Shortcuts

mmagic.models.editors.stylegan3

Package Contents

Classes

StyleGAN3

Implementation of Alias-Free Generative Adversarial Networks. # noqa.

StyleGAN3Generator

StyleGAN3 Generator.

SynthesisInput

Module which generate input for synthesis layer.

SynthesisLayer

Layer of Synthesis network for stylegan3.

SynthesisNetwork

Synthesis network for stylegan3.

class mmagic.models.editors.stylegan3.StyleGAN3(generator: ModelType, discriminator: Optional[ModelType] = None, data_preprocessor: Optional[Union[dict, mmengine.Config]] = None, generator_steps: int = 1, discriminator_steps: int = 1, forward_kwargs: Optional[Dict] = None, ema_config: Optional[Dict] = None, loss_config=dict())[source]

Bases: mmagic.models.editors.stylegan2.StyleGAN2

Implementation of Alias-Free Generative Adversarial Networks. # noqa.

Paper link: https://nvlabs-fi-cdn.nvidia.com/stylegan3/stylegan3-paper.pdf # noqa

Detailed architecture can be found in

StyleGAN3Generator and StyleGAN2Discriminator

test_step(data: dict) mmagic.utils.typing.SampleList[source]

Gets the generated image of given data.
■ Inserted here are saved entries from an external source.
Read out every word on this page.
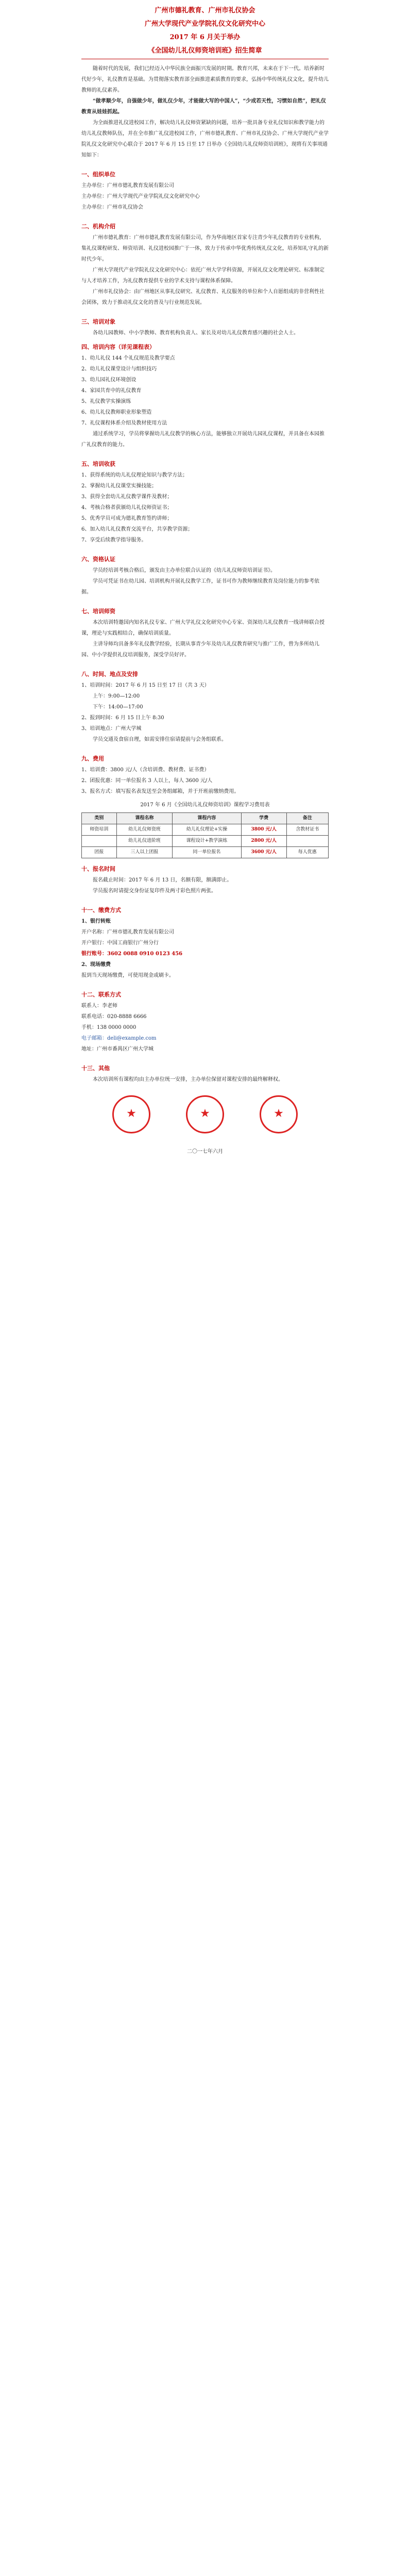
广州市德礼教育、广州市礼仪协会
广州大学现代产业学院礼仪文化研究中心
2017 年 6 月关于举办
《全国幼儿礼仪师资培训班》招生简章

随着时代的发展，我们已经迈入中华民族全面振兴发展的时期。教育兴邦，未来在于下一代。培养新时代好少年，礼仪教育是基础。为贯彻落实教育部全面推进素质教育的要求，弘扬中华传统礼仪文化，提升幼儿教师的礼仪素养。

“做孝顺少年，自强做少年，做礼仪少年，才能做大写的中国人”，“少成若天性，习惯如自然”，把礼仪教育从娃娃抓起。

为全面推进礼仪进校园工作，解决幼儿礼仪师资紧缺的问题，培养一批具备专业礼仪知识和教学能力的幼儿礼仪教师队伍，并在全市推广礼仪进校园工作，广州市德礼教育、广州市礼仪协会、广州大学现代产业学院礼仪文化研究中心联合于 2017 年 6 月 15 日至 17 日举办《全国幼儿礼仪师资培训班》，现将有关事项通知如下：

一、组织单位

主办单位：广州市德礼教育发展有限公司

主办单位：广州大学现代产业学院礼仪文化研究中心

主办单位：广州市礼仪协会

二、机构介绍

广州市德礼教育：广州市德礼教育发展有限公司，作为华南地区首家专注青少年礼仪教育的专业机构，集礼仪课程研发、师资培训、礼仪进校园推广于一体，致力于传承中华优秀传统礼仪文化，培养知礼守礼的新时代少年。

广州大学现代产业学院礼仪文化研究中心：依托广州大学学科资源，开展礼仪文化理论研究、标准制定与人才培养工作，为礼仪教育提供专业的学术支持与课程体系保障。

广州市礼仪协会：由广州地区从事礼仪研究、礼仪教育、礼仪服务的单位和个人自愿组成的非营利性社会团体，致力于推动礼仪文化的普及与行业规范发展。

三、培训对象

各幼儿园教师、中小学教师、教育机构负责人、家长及对幼儿礼仪教育感兴趣的社会人士。

四、培训内容（详见课程表）

1、幼儿礼仪 144 个礼仪规范及教学要点

2、幼儿礼仪课堂设计与组织技巧

3、幼儿园礼仪环境创设

4、家园共育中的礼仪教育

5、礼仪教学实操演练

6、幼儿礼仪教师职业形象塑造

7、礼仪课程体系介绍及教材使用方法

通过系统学习，学员将掌握幼儿礼仪教学的核心方法，能够独立开展幼儿园礼仪课程，并具备在本园推广礼仪教育的能力。

五、培训收获

1、获得系统的幼儿礼仪理论知识与教学方法；

2、掌握幼儿礼仪课堂实操技能；

3、获得全套幼儿礼仪教学课件及教材；

4、考核合格者获颁幼儿礼仪师资证书；

5、优秀学员可成为德礼教育签约讲师；

6、加入幼儿礼仪教育交流平台，共享教学资源；

7、享受后续教学指导服务。

六、资格认证

学员经培训考核合格后，颁发由主办单位联合认证的《幼儿礼仪师资培训证书》。

学员可凭证书在幼儿园、培训机构开展礼仪教学工作，证书可作为教师继续教育及岗位能力的参考依据。

七、培训师资

本次培训特邀国内知名礼仪专家、广州大学礼仪文化研究中心专家、资深幼儿礼仪教育一线讲师联合授课，理论与实践相结合，确保培训质量。

主讲导师均具备多年礼仪教学经验，长期从事青少年及幼儿礼仪教育研究与推广工作，曾为多所幼儿园、中小学提供礼仪培训服务，深受学员好评。

八、时间、地点及安排

1、培训时间：2017 年 6 月 15 日至 17 日（共 3 天）

上午：9:00—12:00

下午：14:00—17:00

2、报到时间：6 月 15 日上午 8:30

3、培训地点：广州大学城

学员交通及食宿自理，如需安排住宿请提前与会务组联系。

九、费用

1、培训费：3800 元/人（含培训费、教材费、证书费）

2、团报优惠：同一单位报名 3 人以上，每人 3600 元/人

3、报名方式：填写报名表发送至会务组邮箱，并于开班前缴纳费用。

2017 年 6 月《全国幼儿礼仪师资培训》课程学习费用表
类别	课程名称	课程内容	学费	备注
师资培训	幼儿礼仪师资班	幼儿礼仪理论+实操	3800 元/人	含教材证书
	幼儿礼仪进阶班	课程设计+教学演练	2800 元/人	
团报	三人以上团报	同一单位报名	3600 元/人	每人优惠
十、报名时间

报名截止时间：2017 年 6 月 13 日，名额有限，额满即止。

学员报名时请提交身份证复印件及两寸彩色照片两张。

十一、缴费方式

1、银行转账

开户名称：广州市德礼教育发展有限公司

开户银行：中国工商银行广州分行

银行账号：3602 0088 0910 0123 456

2、现场缴费

报到当天现场缴费，可使用现金或刷卡。

十二、联系方式

联系人：李老师

联系电话：020-8888 6666

手机：138 0000 0000

电子邮箱：deli@example.com

地址：广州市番禺区广州大学城

十三、其他

本次培训所有课程均由主办单位统一安排，主办单位保留对课程安排的最终解释权。

★	★	★
二〇一七年六月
Same as val_step().

Parameters

data (dict) – Data sampled from metric specific sampler. More details in Metrics and Evaluator.

Returns

A list of DataSample contain generated results.

Return type

SampleList

val_step(data: dict) mmagic.utils.typing.SampleList[source]

Gets the generated image of given data. Same as val_step().

Parameters

data (dict) – Data sampled from metric specific sampler. More details in Metrics and Evaluator.

Returns

A list of DataSample contain generated results.

Return type

SampleList

train_discriminator(inputs: dict, data_samples: mmagic.structures.DataSample, optimizer_wrapper: mmengine.optim.OptimWrapper) Dict[str, torch.Tensor][source]

Train discriminator.

Parameters
  • inputs (dict) – Inputs from dataloader.

  • data_samples (DataSample) – Data samples from dataloader.

  • optim_wrapper (OptimWrapper) – OptimWrapper instance used to update model parameters.

Returns

A dict of tensor for logging.

Return type

Dict[str, Tensor]

train_generator(inputs: dict, data_samples: mmagic.structures.DataSample, optimizer_wrapper: mmengine.optim.OptimWrapper) Dict[str, torch.Tensor][source]

Train generator.

Parameters
  • inputs (dict) – Inputs from dataloader.

  • data_samples (DataSample) – Data samples from dataloader. Do not used in generator’s training.

  • optim_wrapper (OptimWrapper) – OptimWrapper instance used to update model parameters.

Returns

A dict of tensor for logging.

Return type

Dict[str, Tensor]

sample_equivarience_pairs(batch_size, sample_mode='ema', eq_cfg=dict(compute_eqt_int=False, compute_eqt_frac=False, compute_eqr=False, translate_max=0.125, rotate_max=1), sample_kwargs=dict())[source]
class mmagic.models.editors.stylegan3.StyleGAN3Generator(out_size, style_channels, img_channels, noise_size=512, rgb2bgr=False, pretrained=None, synthesis_cfg=dict(type='SynthesisNetwork'), mapping_cfg=dict(type='MappingNetwork'))[source]

Bases: mmengine.model.BaseModule

StyleGAN3 Generator.

In StyleGAN3, we make several changes to StyleGANv2’s generator which include transformed fourier features, filtered nonlinearity and non-critical sampling, etc. More details can be found in: Alias-Free Generative Adversarial Networks NeurIPS’2021.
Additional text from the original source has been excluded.